Дом, как я уже сказал, был старый и нескладный. Двор — обширный, окруженный со всех сторон высокой и массивной кирпичной оградой, верх которой был утыкан битым стеклом.
Эти, совсем тюремные, стены ограничивали наши владения, мы выходили за них всего трижды в неделю — по субботам после полудня, когда нам разрешали выйти всем вместе в сопровождении двух наставников на недолгую прогулку по соседним полям, и дважды по воскресеньям, когда нас, так же строем, водили к утренней и вечерней службе в сельскую церковь. Священником в этой церкви был директор нашего пансионата. В каком глубоком изумлении, в каком смущении пребывала моя душа, когда с нашей далекой скамьи на хорах я смотрел, как медленно и величественно он поднимается на церковную кафедру! Неужто этот почтенный проповедник, с лицом столь благолепно милостивым, в облачении столь пышном, столь торжественно ниспадающем до полу, — в парике, напудренном столь тщательно, таком большом и внушительном, — неужто это он, только что сердитый и угрюмый, в обсыпанном нюхательным табаком сюртуке, с линейкой в руках, творил суд и расправу по драконовским законам нашего заведения? О, безмерное противоречие, ужасное в своей непостижимости!

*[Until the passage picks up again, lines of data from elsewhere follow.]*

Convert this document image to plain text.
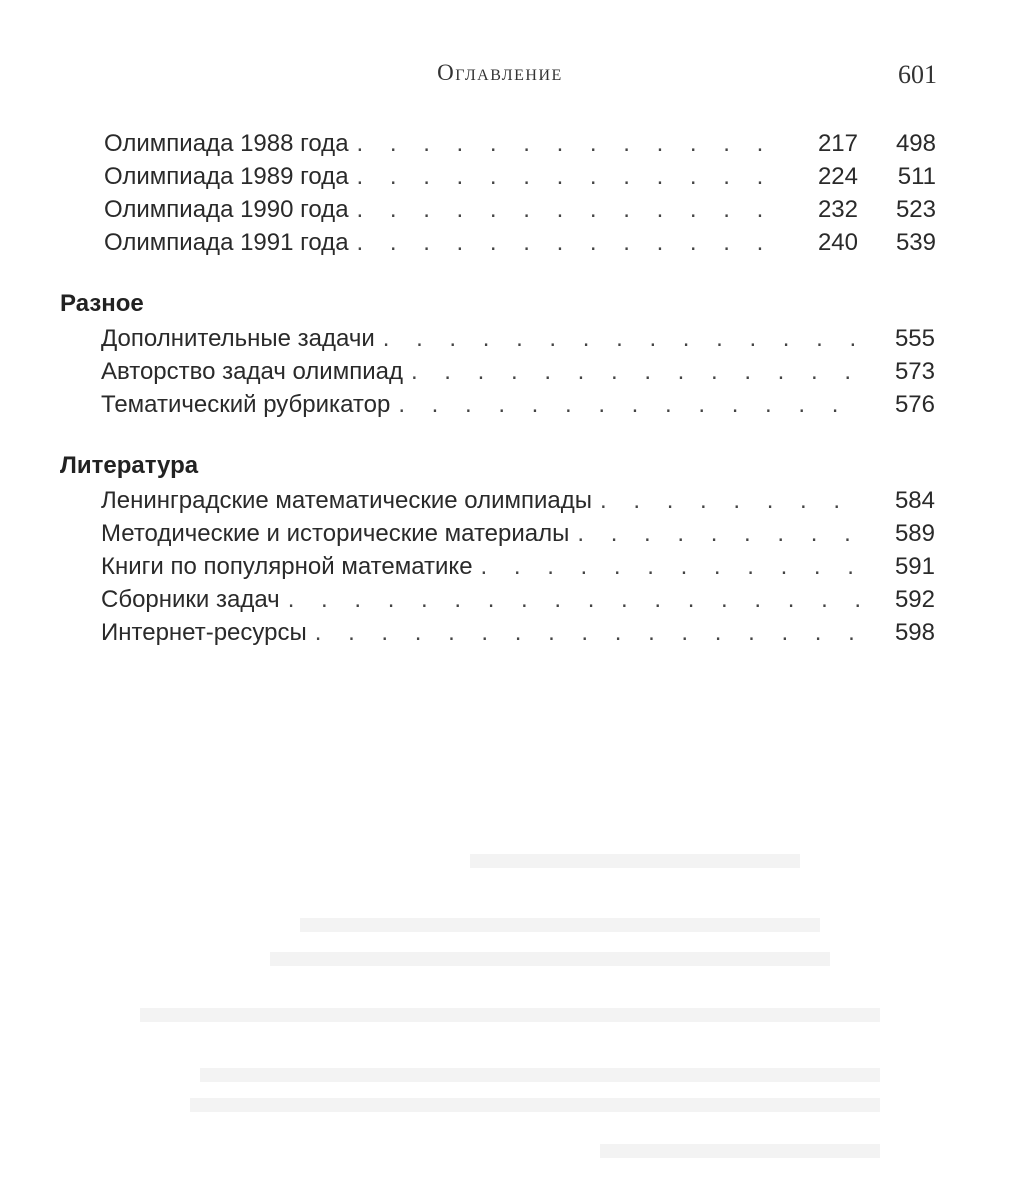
Оглавление	601
Олимпиада 1988 года . . .	217	498
Олимпиада 1989 года . . .	224	511
Олимпиада 1990 года . . .	232	523
Олимпиада 1991 года . . .	240	539
Разное
Дополнительные задачи . . .	555
Авторство задач олимпиад . . .	573
Тематический рубрикатор . . .	576
Литература
Ленинградские математические олимпиады . . .	584
Методические и исторические материалы . . .	589
Книги по популярной математике . . .	591
Сборники задач . . .	592
Интернет-ресурсы . . .	598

Из угла массивной ограды, насупясь, глядели еще более массивные ворота. Они были усажены множеством железных болтов и увенчаны острыми железными зубьями. Какой глубокий благоговейный страх они внушали! Они всегда были на запоре, кроме тех трех наших выходов, о которых уже говорилось, и тогда в каждом скрипе их могучих петель нам чудились всевозможные тайны — мы находили великое множество поводов для сумрачных замечаний и еще более сумрачных раздумий.
Владения наши имели неправильную форму, и там было много уединенных площадок. Три-четыре самые большие предназначались для игр. Они были ровные, посыпаны крупным песком и хорошо утрамбованы. Помню, там не было ни деревьев, ни скамеек, ничего. И располагались они, разумеется, за домом. А перед домом был разбит небольшой цветник, обсаженный вечнозеленым самшитом и другим кустарником, но по этой запретной земле мы проходили только в самых редких случаях — когда впервые приезжали в школу, или навсегда ее покидали, или, быть может, когда за нами заезжали родители или друзья и мы радостно отправлялись под отчий кров на Рождество или на летние вакации.

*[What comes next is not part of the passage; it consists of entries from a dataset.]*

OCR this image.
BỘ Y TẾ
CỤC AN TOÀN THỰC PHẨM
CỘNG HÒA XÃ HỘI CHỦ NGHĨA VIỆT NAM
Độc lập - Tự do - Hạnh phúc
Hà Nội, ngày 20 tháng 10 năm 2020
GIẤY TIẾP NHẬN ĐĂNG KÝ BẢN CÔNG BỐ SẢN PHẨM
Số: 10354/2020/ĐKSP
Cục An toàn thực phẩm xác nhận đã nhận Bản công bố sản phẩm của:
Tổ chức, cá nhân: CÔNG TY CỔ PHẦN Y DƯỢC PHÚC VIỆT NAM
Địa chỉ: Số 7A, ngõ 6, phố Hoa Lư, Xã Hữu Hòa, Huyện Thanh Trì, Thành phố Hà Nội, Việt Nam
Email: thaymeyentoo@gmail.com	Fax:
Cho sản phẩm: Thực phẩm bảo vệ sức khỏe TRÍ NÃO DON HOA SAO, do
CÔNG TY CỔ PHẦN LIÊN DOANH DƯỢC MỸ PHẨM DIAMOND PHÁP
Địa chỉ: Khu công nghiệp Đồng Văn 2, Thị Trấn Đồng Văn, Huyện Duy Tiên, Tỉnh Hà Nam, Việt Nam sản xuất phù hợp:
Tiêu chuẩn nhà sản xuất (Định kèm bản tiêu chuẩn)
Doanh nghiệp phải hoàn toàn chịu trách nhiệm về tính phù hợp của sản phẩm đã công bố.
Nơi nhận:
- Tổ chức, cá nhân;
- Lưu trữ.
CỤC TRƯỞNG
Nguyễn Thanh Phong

Но дом! какое же это было причудливое старое здание! Мне он казался поистине заколдованным замком! Сколько там было всевозможных запутанных переходов, сколько самых неожиданных уголков и закоулков. Там никогда нельзя было сказать с уверенностью, на каком из двух этажей вы сейчас находитесь. Чтобы попасть из одной комнаты в другую, надо было непременно подняться или спуститься по двум или трем ступенькам. Коридоров там было великое множество, и они так разветвлялись и петляли, что, сколько ни пытались мы представить себе в точности расположение комнат в нашем доме, представление это получалось не отчетливей, чем наше понятие о бесконечности. За те пять лет, что я провел там, я так и не сумел точно определить, в каком именно отдаленном уголке расположен тесный дортуар, отведенный мне и еще восемнадцати или двадцати делившим его со мной ученикам.